Slideshow Cluster_Maker_2 (about 12 minutes)
Handout Cluster_Maker_2_Handout.pdf (7 pages)
Tutorial Curators Anna Kuchinsky, Scooter Morris
Data Files galFiltered.cys, collins.cys
Version Applies to clusterMaker2 0.95. Last updated: 8/29/2016
clusterMaker2 is a Cytoscape app that unifies different clustering techniques and displays into a single interface. Current clustering algorithms include Hierarchical, AutoSOME, k-medoid, k-Means, PAM, HOPACH-PAM, and DBSCAN for clustering expression or genetic data; and AutoSOME, MCL, TransClust, SPCS, Community Clustering, Affinity Propagation and MCODE for partitioning nodes in a network into similar groups.
Biological Use Case: Find possible complexes, protein families, functional relationships and view in biological context.
Dependencies: For node chart features, please also install the enhancedGraphics App.
- Start with expression data for studies into mechanism for galactose utilization. Go to File → Open and select galfiltered.cys to load a session.
Run clustering to determine interesting subnets
- Select Apps → clusterMaker → Hierarchical cluster.
- In the Node attributes for cluster box, select gal1RGexp, gal4RGexp, and gal80Rexp.
- Deselect Only use selected nodes/edges for cluster.
- Select Show TreeView when complete
- Click OK.
- You will now see TreeView visualization. On the treeview window, explore by clicking on points on the dendogram. Clicking/selecting a particular row in the heatmap will result in the expression values for that column being overlaid on the network view.
- Use shift-drag to draw a box and see results on network.
- Use shift-click to pick individual columns.
- Select an individual row by clicking on it.
- You can adjust the color scheme and contrast by going to Settings. For this demo, we'll stay with the default YellowCyan color scheme.
- Press Map Colors Onto Network and select one of the options from the Attribute List.
- Click Create Vizmap. This will map the colors onto the network.
Animate expression values over time
- Go to Map colors onto network.
- On the pop-up screen, click on specific attributes to select. For this example, select gal4RGexp and gal80Rexp.
- Press Animate Vizmap. This will animate the image on the main Cytoscape session screen.
Finding modules and complexes
Now we're going to use clusterMakers' MCL algorithm to search for modules in a protein-protein interaction network derived from TAP/MS (Tandem Affinity Purification/Mass Spectrometry). First, download the file collins.cys.
- Load collins.cys, as before (Go to File → Open and select collins.cys to load the session).
- Cluster with MCL
- Visualize clusters
- Select Apps → clusterMaker → MCL cluster to bring up the MCL cluster Settings dialog.
- The original authors of this study used a weight called PE Score to indicate the strength of the association, which we can use with MCL. Select PE Score in the Array Sources menu.
- Change the "Granularity parameter" to 1.8.
- Select "Create new clustered network" and "Restore inter-cluster edges after layout"

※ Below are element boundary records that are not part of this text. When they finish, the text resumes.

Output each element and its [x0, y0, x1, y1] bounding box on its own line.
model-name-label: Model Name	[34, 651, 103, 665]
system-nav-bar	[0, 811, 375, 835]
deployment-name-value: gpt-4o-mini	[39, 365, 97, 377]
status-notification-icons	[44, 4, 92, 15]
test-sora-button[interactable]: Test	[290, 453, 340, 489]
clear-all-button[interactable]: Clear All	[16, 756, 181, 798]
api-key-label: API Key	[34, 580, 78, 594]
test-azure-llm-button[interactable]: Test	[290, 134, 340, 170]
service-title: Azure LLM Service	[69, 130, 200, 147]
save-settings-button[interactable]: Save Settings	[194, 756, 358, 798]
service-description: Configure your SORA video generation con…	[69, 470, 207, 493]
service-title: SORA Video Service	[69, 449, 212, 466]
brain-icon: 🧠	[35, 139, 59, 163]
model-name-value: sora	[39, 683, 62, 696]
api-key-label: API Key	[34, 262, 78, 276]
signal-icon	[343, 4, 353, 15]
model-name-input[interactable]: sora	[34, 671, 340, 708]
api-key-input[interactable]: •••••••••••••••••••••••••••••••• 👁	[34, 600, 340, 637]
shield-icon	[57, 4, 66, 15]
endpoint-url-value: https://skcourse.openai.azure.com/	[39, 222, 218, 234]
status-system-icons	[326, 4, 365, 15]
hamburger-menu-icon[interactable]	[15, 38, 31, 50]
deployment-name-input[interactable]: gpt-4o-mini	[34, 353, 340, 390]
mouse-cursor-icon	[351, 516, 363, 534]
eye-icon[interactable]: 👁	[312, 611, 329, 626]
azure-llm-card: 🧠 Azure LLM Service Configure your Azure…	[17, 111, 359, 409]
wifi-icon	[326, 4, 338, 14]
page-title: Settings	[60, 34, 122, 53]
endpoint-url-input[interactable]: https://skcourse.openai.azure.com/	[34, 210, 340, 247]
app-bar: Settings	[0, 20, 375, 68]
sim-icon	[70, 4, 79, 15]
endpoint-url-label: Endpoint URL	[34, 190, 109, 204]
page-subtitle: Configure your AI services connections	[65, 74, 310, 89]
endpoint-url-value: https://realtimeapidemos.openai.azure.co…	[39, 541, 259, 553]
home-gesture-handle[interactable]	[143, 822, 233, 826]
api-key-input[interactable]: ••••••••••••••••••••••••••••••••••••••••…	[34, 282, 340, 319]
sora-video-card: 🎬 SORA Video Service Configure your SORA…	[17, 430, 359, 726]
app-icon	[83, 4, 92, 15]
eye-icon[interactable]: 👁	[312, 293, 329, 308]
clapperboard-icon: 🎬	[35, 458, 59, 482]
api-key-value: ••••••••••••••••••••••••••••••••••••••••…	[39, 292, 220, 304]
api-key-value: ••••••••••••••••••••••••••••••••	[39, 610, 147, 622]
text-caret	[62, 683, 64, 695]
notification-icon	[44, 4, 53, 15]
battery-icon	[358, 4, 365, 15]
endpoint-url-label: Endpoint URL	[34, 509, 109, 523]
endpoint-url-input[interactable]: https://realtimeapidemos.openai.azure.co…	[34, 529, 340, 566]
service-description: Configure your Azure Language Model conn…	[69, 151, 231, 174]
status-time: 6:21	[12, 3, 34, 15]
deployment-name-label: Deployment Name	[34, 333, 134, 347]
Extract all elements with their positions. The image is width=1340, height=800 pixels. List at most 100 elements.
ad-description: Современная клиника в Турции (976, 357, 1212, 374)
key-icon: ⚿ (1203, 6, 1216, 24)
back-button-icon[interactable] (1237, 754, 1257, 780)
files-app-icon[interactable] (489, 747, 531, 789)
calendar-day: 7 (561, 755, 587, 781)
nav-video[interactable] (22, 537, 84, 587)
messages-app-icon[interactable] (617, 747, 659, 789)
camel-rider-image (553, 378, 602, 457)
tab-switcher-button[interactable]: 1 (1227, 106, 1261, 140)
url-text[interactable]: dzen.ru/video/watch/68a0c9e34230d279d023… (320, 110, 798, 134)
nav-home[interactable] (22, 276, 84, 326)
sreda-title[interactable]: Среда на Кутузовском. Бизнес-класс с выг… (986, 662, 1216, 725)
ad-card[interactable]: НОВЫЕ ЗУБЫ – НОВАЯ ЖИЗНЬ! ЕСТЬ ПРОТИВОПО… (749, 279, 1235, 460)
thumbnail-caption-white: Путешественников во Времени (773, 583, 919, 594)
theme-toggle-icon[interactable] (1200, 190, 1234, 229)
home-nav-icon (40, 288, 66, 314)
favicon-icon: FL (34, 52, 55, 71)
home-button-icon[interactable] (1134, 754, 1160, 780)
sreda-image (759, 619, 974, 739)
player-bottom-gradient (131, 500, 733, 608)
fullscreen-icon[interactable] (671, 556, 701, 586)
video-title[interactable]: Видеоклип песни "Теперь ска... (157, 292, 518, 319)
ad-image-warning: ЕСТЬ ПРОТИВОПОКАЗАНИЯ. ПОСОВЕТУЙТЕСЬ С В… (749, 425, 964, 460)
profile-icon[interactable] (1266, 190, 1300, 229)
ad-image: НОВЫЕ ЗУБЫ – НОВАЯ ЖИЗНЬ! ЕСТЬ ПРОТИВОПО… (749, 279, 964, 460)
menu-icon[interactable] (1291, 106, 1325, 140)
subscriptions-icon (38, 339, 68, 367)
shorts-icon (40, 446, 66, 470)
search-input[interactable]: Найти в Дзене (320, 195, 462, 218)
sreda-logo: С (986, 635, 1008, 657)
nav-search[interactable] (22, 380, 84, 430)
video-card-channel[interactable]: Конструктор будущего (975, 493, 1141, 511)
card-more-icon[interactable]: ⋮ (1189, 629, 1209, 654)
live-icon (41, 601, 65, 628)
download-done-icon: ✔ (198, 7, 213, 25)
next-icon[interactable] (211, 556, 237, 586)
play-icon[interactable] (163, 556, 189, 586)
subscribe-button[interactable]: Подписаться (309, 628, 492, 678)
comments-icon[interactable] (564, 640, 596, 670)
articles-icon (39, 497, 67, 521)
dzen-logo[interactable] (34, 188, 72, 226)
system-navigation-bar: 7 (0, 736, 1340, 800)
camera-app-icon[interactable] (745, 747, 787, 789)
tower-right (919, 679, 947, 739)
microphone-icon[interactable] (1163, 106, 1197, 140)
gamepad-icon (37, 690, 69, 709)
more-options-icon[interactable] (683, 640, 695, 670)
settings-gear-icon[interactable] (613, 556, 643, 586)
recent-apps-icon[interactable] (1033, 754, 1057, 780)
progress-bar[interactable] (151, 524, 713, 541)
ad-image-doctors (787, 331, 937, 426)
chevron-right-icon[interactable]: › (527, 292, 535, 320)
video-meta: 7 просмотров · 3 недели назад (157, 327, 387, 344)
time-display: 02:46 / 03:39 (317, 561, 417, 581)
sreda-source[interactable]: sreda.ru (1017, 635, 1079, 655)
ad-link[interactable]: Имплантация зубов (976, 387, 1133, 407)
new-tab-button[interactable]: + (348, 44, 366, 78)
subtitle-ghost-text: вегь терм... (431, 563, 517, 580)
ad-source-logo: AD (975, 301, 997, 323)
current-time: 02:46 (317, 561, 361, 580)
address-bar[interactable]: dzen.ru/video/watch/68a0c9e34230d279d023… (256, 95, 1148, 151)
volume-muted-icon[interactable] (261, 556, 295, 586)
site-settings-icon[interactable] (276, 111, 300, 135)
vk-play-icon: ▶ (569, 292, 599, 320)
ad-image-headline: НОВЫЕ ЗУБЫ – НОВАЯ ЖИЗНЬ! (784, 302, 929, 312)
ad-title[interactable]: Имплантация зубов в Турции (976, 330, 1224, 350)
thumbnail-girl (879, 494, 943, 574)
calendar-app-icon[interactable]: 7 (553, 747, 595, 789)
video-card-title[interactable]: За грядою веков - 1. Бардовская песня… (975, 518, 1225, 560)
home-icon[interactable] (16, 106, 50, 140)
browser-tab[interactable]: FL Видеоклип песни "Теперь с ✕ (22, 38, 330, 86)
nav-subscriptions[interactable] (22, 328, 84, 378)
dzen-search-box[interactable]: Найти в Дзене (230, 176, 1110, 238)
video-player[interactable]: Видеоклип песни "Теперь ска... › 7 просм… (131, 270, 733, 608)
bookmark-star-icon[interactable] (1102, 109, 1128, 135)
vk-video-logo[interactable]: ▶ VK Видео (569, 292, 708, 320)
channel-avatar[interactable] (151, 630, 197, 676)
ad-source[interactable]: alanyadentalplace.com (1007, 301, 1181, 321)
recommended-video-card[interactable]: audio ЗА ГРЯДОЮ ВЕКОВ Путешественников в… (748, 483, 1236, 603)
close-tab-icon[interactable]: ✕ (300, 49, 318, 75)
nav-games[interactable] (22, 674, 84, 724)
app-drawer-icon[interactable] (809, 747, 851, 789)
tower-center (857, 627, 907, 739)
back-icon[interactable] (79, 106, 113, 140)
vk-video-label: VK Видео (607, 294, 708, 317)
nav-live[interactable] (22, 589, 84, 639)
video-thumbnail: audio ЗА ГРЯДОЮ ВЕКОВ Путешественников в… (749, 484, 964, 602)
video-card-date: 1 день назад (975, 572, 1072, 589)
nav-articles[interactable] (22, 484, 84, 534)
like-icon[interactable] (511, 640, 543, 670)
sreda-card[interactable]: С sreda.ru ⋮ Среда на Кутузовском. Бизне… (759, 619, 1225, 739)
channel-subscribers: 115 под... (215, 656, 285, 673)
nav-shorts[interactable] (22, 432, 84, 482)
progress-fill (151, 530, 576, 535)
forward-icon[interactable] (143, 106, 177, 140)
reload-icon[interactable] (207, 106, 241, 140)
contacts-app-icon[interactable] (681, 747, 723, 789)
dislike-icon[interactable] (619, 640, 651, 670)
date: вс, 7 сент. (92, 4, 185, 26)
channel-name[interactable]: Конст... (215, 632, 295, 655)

- Click OK. This is a large network, and may take some time to complete the clustering, depending on the speed of your machine and the number of cores. Iteration 3, in particular, will take a little longer (2-3 minutes) as it is the densest point in the cluster. For comparison, on a MacBook Pro with 16GB of RAM and a 2.66GHz Core i7, an MCL cluster of this network takes about 8 minutes.
- After the algorithm has finished, clusterMaker2 will create a new network with each of the clusters grouped together and edges between the clusters shown.
- clusterMaker2 adds a new attribute (__mclCluster in this case) to the network. Each cluster has a unique number for this attribute that may be used to change the graphics attributes in the Style panel.